Finisterre to Starboard

Shangrila's web diary
Ali Pery and Shane Warriker
Sun 9 Jun 2013 12:43

42:03.000N 9:23.000W


So it came to pass that our “splash and dash” in Cascais turned out to be a rather protracted affair lasting about 3 hours which saw us leaving at 16:30.  Firstly we couldn’t stop the engine because we had disconnected the starter battery to stop it from overheating (Who knows?).   Then we couldn’t work out how to work the fuel pump because of the Portuguese instructions and then the lady unhelpfully told us to move the boat about twenty metres down the pontoon to use the next pump as the one we were against was for fishermen only (all this conducted in perfect broken Portuguese and sign language) .  She then adopted the biggest smile to tell us that we couldn’t have any water unless we got it from our pontoon berth inside the marina. I signed and gesticulated that we weren’t marina residents and that there seemed to be a perfectly good tap on the fuel pontoon if only they would let us have the key.  “Oh well, never mind.” She signed back with a shrug, and walked off.  Keith, in the meantime had been tasked with sourcing some fresh provisions as he had stayed in the marina before and new where the shop was and Russell busied himself with washing the boat down with a bucket on a rope and the delightful marina water.  After about an hour, awaiting Keith’s return, she came back she came back and told me I had to go and pay because she was going home despite the office closing at eight p.m.  I went into the office cough up for the expensive fuel, and ask to buy some bottled water (for emergencies) only to be told by her in perfectly acceptable English that I could after all, have some water, but the cost would be another 10 Euros.  “Blooming heck!” I muttered (or words to that effect), but needs must!  “And I see you speak English too” I said, somewhat surprised.  “Oh no.” she said, “I understand you well, I just don’t speak it that well”!!!  She packed her bags and headed off while her colleague was despatched to oversee the water filling operation and ensure that not a drop was wasted on us washing the decks.  At these prices, I’m not surprised they don’t want to waste any.
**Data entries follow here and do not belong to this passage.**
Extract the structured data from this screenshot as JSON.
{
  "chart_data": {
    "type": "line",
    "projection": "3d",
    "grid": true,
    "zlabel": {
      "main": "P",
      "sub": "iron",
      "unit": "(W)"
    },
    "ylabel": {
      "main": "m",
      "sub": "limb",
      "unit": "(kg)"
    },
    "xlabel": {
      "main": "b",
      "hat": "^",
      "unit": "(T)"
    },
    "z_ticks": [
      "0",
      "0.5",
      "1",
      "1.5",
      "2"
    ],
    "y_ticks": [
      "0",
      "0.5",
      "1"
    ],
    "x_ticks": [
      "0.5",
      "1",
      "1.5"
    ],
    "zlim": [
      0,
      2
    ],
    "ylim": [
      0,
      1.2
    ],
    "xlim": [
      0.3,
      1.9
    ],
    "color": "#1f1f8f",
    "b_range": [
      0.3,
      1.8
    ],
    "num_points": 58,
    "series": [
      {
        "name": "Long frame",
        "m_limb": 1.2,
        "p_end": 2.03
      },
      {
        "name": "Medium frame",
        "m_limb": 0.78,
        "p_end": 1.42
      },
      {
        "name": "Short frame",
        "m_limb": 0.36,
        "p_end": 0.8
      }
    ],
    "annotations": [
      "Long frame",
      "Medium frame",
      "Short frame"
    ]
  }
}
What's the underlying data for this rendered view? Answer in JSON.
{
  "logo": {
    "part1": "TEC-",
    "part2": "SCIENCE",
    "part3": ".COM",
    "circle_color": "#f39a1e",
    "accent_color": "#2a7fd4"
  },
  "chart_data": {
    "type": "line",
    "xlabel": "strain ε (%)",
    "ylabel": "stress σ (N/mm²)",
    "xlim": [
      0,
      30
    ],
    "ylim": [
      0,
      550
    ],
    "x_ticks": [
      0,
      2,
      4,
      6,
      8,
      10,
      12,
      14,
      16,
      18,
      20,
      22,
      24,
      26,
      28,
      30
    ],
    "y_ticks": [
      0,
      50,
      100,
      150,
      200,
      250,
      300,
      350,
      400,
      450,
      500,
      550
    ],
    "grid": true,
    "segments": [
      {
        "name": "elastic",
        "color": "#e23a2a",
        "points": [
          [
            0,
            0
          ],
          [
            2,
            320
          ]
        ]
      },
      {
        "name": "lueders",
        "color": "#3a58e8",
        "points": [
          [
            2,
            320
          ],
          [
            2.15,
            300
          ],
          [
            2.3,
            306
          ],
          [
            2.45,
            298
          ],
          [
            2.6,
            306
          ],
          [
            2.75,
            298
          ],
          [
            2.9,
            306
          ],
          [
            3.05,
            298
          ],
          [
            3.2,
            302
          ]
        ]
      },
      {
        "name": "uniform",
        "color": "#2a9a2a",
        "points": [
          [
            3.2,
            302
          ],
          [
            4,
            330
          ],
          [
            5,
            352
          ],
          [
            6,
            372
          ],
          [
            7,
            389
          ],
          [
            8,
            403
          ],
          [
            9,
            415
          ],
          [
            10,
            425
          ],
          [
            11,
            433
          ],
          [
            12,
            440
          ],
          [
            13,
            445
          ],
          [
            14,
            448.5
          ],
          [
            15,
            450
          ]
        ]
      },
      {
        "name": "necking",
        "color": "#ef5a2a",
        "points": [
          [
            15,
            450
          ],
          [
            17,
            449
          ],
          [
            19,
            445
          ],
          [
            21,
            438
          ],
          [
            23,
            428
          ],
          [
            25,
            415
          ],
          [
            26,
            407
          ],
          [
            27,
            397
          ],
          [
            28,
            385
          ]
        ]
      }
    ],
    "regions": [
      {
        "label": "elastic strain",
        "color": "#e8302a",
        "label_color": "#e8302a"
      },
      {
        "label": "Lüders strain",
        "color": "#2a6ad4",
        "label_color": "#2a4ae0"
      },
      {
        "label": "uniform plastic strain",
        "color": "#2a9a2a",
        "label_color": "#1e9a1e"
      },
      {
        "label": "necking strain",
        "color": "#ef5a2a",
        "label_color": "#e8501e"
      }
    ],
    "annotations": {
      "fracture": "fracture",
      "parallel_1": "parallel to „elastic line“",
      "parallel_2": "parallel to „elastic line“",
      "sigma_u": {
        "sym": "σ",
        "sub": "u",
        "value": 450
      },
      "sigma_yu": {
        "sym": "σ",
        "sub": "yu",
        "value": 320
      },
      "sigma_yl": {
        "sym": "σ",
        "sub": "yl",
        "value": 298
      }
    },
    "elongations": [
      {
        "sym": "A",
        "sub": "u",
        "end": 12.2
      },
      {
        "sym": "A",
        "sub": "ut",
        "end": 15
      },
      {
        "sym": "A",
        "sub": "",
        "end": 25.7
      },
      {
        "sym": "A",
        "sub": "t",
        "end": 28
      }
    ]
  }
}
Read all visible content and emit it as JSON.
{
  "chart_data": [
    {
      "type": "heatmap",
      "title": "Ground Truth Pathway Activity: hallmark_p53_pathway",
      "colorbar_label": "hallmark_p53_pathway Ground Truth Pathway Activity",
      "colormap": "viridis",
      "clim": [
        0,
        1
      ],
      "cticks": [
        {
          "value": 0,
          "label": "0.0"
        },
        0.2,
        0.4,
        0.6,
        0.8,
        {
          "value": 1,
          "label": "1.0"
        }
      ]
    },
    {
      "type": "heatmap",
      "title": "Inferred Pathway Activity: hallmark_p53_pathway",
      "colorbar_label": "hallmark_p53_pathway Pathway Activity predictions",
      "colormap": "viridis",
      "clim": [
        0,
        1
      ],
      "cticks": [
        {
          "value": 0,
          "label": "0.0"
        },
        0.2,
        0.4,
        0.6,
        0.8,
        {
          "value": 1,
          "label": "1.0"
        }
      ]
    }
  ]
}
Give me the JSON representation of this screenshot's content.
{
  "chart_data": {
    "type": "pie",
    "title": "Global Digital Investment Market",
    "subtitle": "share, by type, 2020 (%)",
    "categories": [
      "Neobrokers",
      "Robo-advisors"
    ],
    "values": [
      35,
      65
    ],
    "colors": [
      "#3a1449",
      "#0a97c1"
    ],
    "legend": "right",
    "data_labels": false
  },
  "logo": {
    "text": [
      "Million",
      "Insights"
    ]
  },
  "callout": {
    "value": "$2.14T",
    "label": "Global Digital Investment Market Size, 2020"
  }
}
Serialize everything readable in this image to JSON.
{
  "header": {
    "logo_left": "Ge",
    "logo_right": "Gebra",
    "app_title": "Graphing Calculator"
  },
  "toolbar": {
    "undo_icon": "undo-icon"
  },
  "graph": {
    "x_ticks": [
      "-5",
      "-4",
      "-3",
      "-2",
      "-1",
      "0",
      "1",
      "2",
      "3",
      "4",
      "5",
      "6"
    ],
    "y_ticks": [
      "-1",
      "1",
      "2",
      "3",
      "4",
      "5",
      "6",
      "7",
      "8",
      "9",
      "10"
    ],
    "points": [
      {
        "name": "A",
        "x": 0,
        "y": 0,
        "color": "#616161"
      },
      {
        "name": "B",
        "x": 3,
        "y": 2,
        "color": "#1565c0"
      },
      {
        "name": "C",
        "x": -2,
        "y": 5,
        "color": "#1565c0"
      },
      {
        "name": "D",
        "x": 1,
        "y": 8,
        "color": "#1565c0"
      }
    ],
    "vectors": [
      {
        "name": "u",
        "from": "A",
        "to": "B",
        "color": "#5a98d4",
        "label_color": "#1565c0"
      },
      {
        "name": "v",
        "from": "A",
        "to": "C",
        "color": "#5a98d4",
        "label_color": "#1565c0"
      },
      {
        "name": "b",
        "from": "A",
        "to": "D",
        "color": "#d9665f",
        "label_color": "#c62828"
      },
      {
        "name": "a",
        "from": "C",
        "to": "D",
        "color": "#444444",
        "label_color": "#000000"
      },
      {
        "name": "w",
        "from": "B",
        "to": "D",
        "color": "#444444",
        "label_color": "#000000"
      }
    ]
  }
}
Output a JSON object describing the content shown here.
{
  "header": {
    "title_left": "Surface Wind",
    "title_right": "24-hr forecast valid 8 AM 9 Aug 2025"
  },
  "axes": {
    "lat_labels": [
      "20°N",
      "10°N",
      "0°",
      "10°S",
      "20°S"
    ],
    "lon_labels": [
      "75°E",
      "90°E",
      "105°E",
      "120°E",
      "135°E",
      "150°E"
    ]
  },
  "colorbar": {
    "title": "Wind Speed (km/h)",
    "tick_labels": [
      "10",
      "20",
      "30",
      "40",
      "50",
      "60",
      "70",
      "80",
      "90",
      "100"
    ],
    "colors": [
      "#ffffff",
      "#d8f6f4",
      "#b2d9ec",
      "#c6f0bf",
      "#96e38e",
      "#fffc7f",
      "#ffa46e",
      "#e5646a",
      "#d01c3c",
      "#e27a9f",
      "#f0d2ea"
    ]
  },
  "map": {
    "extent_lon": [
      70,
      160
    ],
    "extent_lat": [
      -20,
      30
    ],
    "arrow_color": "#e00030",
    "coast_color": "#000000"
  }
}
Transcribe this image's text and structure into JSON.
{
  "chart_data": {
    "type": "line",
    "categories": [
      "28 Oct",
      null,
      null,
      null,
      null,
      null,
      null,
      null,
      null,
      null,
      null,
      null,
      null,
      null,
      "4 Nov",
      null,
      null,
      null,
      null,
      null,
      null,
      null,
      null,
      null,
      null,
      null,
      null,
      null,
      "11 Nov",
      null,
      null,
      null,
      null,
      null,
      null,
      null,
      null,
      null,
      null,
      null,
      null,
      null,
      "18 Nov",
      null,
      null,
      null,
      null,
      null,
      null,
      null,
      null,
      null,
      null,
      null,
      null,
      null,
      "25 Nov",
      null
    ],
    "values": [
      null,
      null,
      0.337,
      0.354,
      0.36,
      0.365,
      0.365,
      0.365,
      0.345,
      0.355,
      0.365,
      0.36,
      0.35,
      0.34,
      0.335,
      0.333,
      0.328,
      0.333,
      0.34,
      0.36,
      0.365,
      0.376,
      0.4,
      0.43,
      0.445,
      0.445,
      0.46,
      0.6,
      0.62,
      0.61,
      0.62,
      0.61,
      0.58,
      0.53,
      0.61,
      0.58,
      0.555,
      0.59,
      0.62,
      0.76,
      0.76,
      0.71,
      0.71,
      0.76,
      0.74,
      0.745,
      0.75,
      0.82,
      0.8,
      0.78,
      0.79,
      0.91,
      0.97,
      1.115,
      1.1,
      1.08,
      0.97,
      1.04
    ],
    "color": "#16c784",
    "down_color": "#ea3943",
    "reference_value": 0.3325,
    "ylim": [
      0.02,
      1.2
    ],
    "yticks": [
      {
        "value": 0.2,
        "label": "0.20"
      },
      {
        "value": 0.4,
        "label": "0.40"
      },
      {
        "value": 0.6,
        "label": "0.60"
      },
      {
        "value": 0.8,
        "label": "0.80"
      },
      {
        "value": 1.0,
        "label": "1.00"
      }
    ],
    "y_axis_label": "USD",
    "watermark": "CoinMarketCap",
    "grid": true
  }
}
Hmmm! No wonder their economy is in dire straits.

Needless to say, we decided that when Keith returned we would have a leisurely lunch right there before heading off.


Now here we are, 48 hours later and about to round one of the most famous capes, “Cape Finisterre!”  Ali and I last rounded it on the way down the coast with Talulah (and Jonathan as crew) when we were on our last adventure.

We have about two miles of visibility with a light fog around us, and fairly calm seas (please stay this way) then all that lies before us is the dreaded Bay of Biscay.  We haven’t made a decision yet as to what we are going to do (either head for La Coruna or head straight across) we will have to see what the weather forecast is like in a few hours time.




Cape St Vincent lighthouse on the way past, this time in the opposite direction



Shane and Keith discussing a plan of attack before filling up with fuel



Some curious dolphins check out Shane and Keith while they try to repair the genoa traveller that sheared off with an impressive bang!


P.s. The co-ordinates mentioned at the top of this message are not our actual co-ordinates, but rather those of our waypoint we should reach in about 3 hours time at our current speed of six knots.  We currently have Finesterre directly to the east of us.